Dazu gehört selbstverständlich auch die Frage, wie man das Recht von Verbraucherinnen und Verbrauchern gegenüber Unternehmen durchsetzen kann. Es ist ja nicht so, dass es heute noch dieses direkte Verhältnis vom Verbraucher gegenüber der Besitzerin des Tante-Emma-Ladens gibt, die sich im Streitfall auf Augenhöhe vor Gericht begegnen. Wir haben heute eine Situation, dass Verträge mit Unternehmen abgeschlossen werden, deren AGBs von hochspezialisierten, hochbezahlten Rechtsabteilungen bzw. Rechtsanwälten erarbeitet werden.

Für die einzelne Verbraucherin oder den einzelnen geschädigten Verbraucher geht es dabei um rechtswidrige AGBs und Vertragsänderungen, um Täuschungen und Tricksereien in Verträgen und bei Produkten. Es ist so, dass vielleicht der Schaden für den einzelnen Betroffenen sehr gering ist, vielleicht nur wenige Euro beträgt. Dann stellt man sich als Verbraucherin und Verbraucher natürlich die Frage: Gehe ich jetzt wegen einer Schadenssumme von 3 € oder von 30 € vor Gericht? Tue ich mir das an, die Arbeit, die Zeit, die Mühe, die ich damit habe, weil mich die Stadtwerke betrogen haben oder weil mich ein Anbieter einer App betrogen hat?

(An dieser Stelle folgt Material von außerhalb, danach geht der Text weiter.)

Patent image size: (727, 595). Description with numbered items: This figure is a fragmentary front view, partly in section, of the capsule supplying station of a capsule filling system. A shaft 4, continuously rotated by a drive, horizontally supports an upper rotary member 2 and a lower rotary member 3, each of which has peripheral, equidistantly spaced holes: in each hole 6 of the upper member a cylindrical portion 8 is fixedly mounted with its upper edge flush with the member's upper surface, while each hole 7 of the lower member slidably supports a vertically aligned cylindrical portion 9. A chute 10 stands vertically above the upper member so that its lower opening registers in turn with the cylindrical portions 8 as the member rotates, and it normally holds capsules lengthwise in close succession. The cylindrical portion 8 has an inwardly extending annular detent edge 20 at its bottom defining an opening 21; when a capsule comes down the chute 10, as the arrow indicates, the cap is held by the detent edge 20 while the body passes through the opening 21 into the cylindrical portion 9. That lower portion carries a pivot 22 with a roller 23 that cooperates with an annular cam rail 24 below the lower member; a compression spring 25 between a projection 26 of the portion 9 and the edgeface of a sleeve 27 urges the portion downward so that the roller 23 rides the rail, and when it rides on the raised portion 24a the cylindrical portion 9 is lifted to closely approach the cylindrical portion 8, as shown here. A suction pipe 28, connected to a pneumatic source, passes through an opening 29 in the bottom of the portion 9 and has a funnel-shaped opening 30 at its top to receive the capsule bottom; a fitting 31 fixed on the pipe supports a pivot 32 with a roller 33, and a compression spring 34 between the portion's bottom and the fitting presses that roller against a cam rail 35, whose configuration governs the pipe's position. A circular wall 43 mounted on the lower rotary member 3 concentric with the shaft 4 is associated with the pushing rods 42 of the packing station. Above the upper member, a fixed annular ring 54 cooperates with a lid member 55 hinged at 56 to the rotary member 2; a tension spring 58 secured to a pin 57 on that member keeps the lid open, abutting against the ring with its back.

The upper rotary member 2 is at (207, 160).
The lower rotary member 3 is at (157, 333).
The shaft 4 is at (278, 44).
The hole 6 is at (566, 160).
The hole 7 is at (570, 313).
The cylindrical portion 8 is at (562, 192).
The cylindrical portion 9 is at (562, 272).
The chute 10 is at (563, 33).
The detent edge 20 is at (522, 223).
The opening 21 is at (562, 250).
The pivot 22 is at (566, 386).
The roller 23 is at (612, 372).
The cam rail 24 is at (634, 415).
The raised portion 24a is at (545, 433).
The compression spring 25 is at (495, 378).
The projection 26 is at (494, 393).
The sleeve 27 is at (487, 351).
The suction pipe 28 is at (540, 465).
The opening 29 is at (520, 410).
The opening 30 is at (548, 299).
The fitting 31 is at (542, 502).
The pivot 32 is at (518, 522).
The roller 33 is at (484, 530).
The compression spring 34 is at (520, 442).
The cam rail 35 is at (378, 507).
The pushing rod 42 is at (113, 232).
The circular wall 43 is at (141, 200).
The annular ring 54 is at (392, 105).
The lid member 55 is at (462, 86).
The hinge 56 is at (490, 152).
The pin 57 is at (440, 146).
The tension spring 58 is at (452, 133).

Ich behaupte – und es gibt sogar Untersuchungen dazu –, dass die wenigsten sich tatsächlich die Arbeit und die Mühe machen, den Rechtsweg zu beschreiten, zumal die Prozesskosten oftmals um ein Vielfaches höher sind als der Schaden selbst. Wenn nur 100.000 Verbraucherinnen und Verbraucher wegen 30 € eben nicht klagen, dann mögen diese 30 € für jeden Einzelnen von uns nicht viel Geld sein, aber für das Unternehmen ist es schon eine gewaltige Summe, die da zusammenkommt.

(Beifall von den GRÜNEN)

Der Punkt ist doch, dass die Unternehmen durchaus damit rechnen und kalkulieren, dass die Verbraucherinnen und Verbraucher eben nicht vor Gericht gehen und sich somit die Summe nicht einklagen. Ich finde, es kann nicht sein, dass Unternehmen nichts zu fürchten haben. Es geht mit Blick auf das Rechtsempfinden in unserem Rechtsstaat einfach nicht, dass Unternehmen so handeln. Hier müssen wir die Rechte der Verbraucherinnen und Verbraucher stärken.

(Beifall von den GRÜNEN)

Herr Kehrl, wenn Sie sagen, die Bundestagsfraktion der CDU habe bereits 2016 ein Eckpunktepapier dazu vorgelegt, dann entschuldigen Sie: Die grüne Bundestagsfraktion hat bereits im Jahr 2014 einen Gesetzentwurf vorgelegt. Und deshalb, Herr Mangen, kann man hier auch nicht von Schnellschüssen reden. Die Debatte gibt es seit etlichen Jahren, es gibt mehrere Gesetzentwürfe dazu. Also, hier von einem Schnellschuss zu reden, finde ich doch ziemlich daneben.